投資家は、これまで6年続いてきた株の強気相場が弱まるのは避けられないと見て、こうしたベンチャー企業の全株が公開された場合、期待どおりの企業価値を維持してくれて金もうけができるか自信を持てないでいる。

新規株式公開(IPO)後の値動きが公募価格を下回る例が相次ぎ、投資家のこうした懸念は強まっている。市場調査会社アイプリオ(Ipreo)の提供データをロイターが分析したところでは、先週後半の時点で、38のテクノロジー会社やバイオテクノロジー企業が今年に入って実施したIPOのうち58%が、公募価格を割り込んでいる。

「返金保証」が4割に上昇

後発出資案件への投資家の信頼を示す指標として、ベンチャーキャピタル専業のフェンウィック&ウエストの弁護士、バリー・クレイマー氏は、残余財産分配に対する優先権の付与動向などに注目している。これは企業が投資家が支払ったよりも低い価格で買収された場合、他の投資家よりも先に返金を保証する権利だ。

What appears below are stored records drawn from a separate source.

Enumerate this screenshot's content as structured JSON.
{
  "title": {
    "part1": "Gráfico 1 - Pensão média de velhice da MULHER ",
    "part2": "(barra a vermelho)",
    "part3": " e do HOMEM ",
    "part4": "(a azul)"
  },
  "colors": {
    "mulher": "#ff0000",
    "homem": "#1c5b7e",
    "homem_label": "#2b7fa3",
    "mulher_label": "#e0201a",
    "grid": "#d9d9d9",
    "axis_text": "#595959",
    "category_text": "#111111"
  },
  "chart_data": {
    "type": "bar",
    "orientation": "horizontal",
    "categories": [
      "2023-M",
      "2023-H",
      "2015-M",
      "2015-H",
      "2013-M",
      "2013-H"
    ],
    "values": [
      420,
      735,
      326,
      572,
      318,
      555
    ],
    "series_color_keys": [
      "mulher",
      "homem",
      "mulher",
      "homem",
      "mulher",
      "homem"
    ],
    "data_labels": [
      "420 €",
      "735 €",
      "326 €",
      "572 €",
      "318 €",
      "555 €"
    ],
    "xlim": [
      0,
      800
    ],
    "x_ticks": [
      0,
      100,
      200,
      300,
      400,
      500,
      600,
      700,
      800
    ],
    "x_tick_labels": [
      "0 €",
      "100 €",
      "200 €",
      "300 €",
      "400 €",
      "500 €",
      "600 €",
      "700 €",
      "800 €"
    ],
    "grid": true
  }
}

クレイマー氏によると、シリコンバレーの企業への後発出資案件のうち、こうした保護が付けられる比率は昨年末時点で約26%だったが、現在では約40%に上昇した。同氏はこの点について、たった約半年で結論を出すのは時期尚早としながらも、「重要なシグナルだ」と述べている。

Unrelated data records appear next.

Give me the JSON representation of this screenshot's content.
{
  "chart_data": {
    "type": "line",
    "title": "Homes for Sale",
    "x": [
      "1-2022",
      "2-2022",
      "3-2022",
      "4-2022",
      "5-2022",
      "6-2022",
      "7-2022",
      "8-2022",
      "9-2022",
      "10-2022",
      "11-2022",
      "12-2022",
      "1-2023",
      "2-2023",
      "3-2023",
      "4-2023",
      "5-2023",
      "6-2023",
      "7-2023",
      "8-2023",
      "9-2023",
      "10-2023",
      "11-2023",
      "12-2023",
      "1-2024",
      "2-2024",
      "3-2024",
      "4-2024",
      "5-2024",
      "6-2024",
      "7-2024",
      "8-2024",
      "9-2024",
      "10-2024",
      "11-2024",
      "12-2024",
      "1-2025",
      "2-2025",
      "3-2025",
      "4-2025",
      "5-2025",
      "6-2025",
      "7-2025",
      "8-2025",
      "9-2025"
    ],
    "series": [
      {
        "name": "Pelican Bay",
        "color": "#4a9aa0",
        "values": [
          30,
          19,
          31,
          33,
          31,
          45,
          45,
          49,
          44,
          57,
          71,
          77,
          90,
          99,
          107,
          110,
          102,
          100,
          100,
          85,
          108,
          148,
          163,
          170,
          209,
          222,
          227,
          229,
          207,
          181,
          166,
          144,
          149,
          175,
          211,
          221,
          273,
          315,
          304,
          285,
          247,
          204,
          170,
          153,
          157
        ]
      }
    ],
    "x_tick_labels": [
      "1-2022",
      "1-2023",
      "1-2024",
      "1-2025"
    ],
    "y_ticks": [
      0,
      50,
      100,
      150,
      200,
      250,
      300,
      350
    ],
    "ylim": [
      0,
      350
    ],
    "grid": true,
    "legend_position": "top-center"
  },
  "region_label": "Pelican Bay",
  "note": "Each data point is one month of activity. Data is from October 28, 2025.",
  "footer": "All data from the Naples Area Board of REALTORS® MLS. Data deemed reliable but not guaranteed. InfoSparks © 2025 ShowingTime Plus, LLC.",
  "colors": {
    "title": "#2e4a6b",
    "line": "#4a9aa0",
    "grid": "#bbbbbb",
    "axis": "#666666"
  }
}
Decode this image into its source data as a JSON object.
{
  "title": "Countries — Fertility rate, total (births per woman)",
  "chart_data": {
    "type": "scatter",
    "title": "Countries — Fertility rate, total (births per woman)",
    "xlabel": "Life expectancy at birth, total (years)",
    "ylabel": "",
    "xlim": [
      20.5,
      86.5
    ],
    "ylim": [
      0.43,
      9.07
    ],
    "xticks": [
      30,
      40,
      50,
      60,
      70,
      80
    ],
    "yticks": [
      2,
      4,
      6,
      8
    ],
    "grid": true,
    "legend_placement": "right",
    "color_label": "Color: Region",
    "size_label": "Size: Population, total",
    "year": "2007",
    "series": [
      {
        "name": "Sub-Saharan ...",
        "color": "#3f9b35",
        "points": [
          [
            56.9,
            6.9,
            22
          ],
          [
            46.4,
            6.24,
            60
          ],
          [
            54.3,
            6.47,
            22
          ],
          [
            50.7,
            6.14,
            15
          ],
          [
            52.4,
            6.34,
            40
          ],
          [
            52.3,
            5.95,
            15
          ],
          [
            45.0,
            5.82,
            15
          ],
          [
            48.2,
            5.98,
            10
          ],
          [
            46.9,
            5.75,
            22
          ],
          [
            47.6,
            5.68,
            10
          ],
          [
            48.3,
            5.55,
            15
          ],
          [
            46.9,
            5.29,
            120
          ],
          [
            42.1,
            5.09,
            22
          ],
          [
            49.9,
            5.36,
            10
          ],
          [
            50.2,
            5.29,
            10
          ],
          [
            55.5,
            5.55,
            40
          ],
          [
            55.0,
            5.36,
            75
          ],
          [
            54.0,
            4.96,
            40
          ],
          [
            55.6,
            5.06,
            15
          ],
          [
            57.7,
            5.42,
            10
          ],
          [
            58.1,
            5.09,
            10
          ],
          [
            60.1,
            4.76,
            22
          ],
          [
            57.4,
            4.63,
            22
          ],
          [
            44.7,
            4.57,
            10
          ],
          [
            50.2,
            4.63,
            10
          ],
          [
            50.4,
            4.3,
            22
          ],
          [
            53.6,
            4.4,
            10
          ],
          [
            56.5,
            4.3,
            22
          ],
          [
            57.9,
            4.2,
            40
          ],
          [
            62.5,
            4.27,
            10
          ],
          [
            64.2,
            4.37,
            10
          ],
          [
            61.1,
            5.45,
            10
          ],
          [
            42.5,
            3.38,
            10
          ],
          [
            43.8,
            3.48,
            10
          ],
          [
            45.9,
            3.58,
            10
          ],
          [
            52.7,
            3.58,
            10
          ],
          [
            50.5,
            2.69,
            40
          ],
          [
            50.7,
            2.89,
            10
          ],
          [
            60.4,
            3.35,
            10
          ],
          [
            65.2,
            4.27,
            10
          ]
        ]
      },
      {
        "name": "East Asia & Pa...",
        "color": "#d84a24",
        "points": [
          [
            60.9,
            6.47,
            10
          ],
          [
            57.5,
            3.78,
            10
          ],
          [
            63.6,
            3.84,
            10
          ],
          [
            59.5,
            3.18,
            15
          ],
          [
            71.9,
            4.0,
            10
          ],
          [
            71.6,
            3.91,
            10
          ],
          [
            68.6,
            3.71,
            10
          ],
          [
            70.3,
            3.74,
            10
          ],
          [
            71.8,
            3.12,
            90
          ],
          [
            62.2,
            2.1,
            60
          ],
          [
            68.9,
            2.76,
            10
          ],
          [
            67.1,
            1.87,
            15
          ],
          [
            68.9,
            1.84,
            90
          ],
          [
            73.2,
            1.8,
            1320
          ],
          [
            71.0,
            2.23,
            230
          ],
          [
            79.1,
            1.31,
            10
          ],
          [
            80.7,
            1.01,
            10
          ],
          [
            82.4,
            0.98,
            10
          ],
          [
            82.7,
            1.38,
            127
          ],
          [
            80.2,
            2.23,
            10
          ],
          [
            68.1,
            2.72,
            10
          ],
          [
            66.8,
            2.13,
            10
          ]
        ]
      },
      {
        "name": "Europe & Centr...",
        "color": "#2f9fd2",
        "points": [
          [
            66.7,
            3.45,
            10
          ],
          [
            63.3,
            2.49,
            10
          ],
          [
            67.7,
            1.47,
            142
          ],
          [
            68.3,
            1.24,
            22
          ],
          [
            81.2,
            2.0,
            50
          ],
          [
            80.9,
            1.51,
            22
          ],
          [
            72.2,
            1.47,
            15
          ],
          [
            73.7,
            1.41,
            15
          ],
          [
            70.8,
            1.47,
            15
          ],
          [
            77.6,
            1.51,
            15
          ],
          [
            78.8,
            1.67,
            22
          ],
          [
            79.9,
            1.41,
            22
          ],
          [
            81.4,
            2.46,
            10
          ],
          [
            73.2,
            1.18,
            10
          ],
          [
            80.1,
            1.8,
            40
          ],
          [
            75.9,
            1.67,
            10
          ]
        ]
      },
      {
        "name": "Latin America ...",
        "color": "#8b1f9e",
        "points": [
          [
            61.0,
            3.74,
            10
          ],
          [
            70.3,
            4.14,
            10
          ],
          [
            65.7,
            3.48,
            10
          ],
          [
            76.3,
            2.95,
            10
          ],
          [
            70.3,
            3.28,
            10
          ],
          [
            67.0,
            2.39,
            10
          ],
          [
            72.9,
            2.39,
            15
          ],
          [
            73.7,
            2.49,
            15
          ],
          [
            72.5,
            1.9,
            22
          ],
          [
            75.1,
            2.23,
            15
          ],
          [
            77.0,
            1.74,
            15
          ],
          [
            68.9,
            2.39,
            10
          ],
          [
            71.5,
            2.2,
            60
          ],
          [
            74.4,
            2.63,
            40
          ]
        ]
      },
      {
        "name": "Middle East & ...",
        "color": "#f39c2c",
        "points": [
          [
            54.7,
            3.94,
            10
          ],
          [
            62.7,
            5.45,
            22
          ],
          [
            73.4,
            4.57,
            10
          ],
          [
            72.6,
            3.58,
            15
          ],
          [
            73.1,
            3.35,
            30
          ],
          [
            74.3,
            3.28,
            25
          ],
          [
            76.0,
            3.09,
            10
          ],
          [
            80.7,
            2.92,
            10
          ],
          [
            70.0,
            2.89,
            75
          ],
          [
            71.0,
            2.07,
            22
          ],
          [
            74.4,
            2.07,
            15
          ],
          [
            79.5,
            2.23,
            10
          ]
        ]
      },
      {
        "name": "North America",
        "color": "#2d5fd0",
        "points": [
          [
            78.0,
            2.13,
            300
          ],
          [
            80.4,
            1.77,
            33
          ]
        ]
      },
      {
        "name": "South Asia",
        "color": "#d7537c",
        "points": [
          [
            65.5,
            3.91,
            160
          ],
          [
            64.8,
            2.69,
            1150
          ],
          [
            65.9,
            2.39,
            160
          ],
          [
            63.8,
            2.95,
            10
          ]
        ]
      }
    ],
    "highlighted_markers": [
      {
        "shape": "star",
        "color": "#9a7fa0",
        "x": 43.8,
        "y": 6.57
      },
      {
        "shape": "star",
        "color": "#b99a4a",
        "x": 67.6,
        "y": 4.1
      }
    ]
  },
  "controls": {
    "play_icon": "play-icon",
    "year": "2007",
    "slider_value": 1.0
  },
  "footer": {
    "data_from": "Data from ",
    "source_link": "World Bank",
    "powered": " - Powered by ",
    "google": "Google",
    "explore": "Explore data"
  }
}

それでもまだ、成長著しい大手企業は、市場の不安とは無縁でいられそうだ。Uberはつい最近、予定よりも早く中国で10億ドルの資金調達を終えたところだが、応じきれないほどの投資家が殺到した。

最近の株価暴落が最大手のベンチャーキャピタルにどの程度響いたのかを知るのは難しい。スタートアップ企業が株価評価を受けるのは資金調達をする時だけであり、そうした機会は年に一回程度だからだ。

参考になる例としてはGSVキャピタルを挙げられるかもしれない。初期の従業員などから株式非公開企業の株を購入するファンドで、ナスダック市場に上場している。同社は6月30日時点で、資産の12.5%をデータ分析企業Plantirに投資し、7.7%をストレージ会社ドロップボックスに投資している。GSVキャピタル株価は8月20以降で、6%下落した。